Только что же я хотел сказать? Мой курс уже не соберется вместе. Его уже нет сейчас. Чего собирать-то? Нечего. Наши отцы еще помнили, что были когда-то вместе, а потом заблудились. Мы уже забыли и об этом, чего аукаться… Но все-таки: что же останется? Когда время поставит мой обмылок для финишной фотографии, и вскинет на уровень сердца свой единственный черный глаз, и высокомерно разрешит мне: «Можете стать спиной», я соберу все силы и скажу: «Нет. Лицом, пожалуйста…» И что тогда выдуют мои неловкие губы, какую короткую песенку, что уместится в ней, что зацепится: булочки с маком в буфете; прохладное прикосновение кленового листа; диспетчер девушка Наташа, что всегда грустная; щемящая пустота Ленинской аудитории; то, как наш начальник курса в конце семинара проронил: «А вот у меня умирает мать…»; незримое ни для кого прощание, когда я пошел прочь, и навсегда и что-то, что-то еще?..

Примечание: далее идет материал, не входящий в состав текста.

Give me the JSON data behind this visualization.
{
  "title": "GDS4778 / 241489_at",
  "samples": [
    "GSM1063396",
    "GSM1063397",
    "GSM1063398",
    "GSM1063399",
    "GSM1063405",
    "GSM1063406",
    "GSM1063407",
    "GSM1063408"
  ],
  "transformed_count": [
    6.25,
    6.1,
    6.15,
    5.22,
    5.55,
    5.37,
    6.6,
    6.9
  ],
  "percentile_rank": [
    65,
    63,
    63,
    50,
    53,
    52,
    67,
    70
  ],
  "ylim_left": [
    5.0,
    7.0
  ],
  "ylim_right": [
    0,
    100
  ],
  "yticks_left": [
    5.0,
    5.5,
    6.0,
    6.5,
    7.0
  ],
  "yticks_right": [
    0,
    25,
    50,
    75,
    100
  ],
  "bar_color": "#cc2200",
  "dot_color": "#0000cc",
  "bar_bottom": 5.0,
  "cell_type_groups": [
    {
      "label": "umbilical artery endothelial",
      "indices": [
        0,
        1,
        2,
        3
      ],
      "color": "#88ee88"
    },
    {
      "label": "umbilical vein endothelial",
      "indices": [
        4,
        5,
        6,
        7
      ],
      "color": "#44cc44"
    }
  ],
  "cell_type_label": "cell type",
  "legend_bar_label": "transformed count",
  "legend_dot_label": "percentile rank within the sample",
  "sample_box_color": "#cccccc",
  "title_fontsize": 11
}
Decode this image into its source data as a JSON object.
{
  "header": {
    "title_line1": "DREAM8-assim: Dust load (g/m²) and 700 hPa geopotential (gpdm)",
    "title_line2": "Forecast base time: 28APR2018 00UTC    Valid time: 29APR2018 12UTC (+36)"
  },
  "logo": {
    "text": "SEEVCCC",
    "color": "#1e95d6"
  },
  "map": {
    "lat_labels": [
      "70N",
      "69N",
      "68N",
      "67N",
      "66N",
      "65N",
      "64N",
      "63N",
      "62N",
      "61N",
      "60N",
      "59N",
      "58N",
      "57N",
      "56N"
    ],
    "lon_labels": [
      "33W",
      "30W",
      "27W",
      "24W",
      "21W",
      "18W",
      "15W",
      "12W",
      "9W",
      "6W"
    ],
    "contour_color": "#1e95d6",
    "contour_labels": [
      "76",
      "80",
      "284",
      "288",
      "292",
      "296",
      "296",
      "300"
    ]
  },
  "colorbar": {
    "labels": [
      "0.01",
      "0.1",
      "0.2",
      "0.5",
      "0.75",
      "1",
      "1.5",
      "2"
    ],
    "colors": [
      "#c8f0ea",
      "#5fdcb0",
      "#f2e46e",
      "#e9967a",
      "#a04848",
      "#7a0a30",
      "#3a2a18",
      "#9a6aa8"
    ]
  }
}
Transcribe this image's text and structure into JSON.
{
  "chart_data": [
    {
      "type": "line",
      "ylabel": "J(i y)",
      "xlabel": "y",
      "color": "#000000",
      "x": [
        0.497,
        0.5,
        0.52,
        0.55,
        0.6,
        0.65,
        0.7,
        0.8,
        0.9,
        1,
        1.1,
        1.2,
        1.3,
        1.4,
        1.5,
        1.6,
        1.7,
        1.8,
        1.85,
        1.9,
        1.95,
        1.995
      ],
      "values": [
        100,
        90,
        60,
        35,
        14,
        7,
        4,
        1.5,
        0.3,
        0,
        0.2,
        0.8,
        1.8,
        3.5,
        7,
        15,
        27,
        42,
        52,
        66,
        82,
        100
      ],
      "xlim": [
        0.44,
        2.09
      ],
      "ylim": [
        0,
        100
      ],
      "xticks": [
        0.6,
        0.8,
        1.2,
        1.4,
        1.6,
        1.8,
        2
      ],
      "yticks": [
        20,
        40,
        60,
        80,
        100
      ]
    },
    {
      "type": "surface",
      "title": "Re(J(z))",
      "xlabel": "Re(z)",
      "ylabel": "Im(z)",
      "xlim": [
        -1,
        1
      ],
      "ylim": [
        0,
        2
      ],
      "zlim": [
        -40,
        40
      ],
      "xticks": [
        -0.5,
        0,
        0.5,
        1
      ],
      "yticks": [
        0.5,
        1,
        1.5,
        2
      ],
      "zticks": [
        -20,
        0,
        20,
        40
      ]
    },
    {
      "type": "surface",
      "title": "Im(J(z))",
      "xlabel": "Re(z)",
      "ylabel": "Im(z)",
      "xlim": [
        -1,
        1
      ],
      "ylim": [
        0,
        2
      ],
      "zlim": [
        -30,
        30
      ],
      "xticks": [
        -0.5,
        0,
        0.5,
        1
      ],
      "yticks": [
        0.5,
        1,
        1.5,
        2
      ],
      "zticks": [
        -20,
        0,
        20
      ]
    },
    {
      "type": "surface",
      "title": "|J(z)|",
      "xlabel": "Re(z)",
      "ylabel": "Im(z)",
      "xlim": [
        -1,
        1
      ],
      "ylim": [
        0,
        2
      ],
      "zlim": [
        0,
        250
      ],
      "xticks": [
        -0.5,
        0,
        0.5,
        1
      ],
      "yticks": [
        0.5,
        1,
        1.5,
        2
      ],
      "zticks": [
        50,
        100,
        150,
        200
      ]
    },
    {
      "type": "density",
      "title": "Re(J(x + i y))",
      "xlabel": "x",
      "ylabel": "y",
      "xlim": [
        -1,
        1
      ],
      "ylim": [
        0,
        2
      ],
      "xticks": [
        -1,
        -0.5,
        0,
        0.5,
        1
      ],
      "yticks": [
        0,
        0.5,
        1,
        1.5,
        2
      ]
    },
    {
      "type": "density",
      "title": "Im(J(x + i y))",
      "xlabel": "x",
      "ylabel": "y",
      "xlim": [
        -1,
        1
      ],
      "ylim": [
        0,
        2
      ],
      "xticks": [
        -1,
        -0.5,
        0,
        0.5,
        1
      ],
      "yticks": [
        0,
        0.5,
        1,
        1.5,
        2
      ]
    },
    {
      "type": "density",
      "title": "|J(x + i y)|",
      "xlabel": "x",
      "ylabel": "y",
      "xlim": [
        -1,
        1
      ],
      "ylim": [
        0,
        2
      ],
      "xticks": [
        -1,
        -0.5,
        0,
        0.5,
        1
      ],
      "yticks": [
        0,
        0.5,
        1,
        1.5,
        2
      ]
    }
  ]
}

Что?.. Да, хотя вы правы. Все это такая ерунда.
Лето
Он уже во сне чувствовал, как ему плохо, – это неправда, что человек во сне расходится с собой и просыпается всегда наивный, как свежий лист календаря, – нет. Он приметил эту неправду еще со смерти матери: утро уже приходит придавленное горем, оставляя лишь скучную необходимость припомнить – что именно стряслось.
Он уже во сне чувствовал, что ему плохо, как его бесят обтянутые цветастыми наволочками тугие подушки под головой, жаркая податливая перина, собственный рот, сухой до песочного скрежета, чужие неопрятные стены с отставшими у потолка обоями и сальным мерцанием паутины, занудливый куриный стон и присутствие рядом чужого тяжелого тела с осторожным стеснительным дыханием.
Спокойно лежать не давали мухи – он устал дергать ногами и мучительно морщить лицо, трясти головой от их неутомимых, противных касаний – надо было вставать. Надо было перелезать через человека, который теперь – его жена, она спала на животе, чуть выставив, будто робея, из-под одеяла толстоватые икры с рыжеватым на солнце пушком. Это его жена. Он спит с ней всю ночь – он зашевелил пальцами: раз… два… четвертый раз! Впереди предстоит жизнь.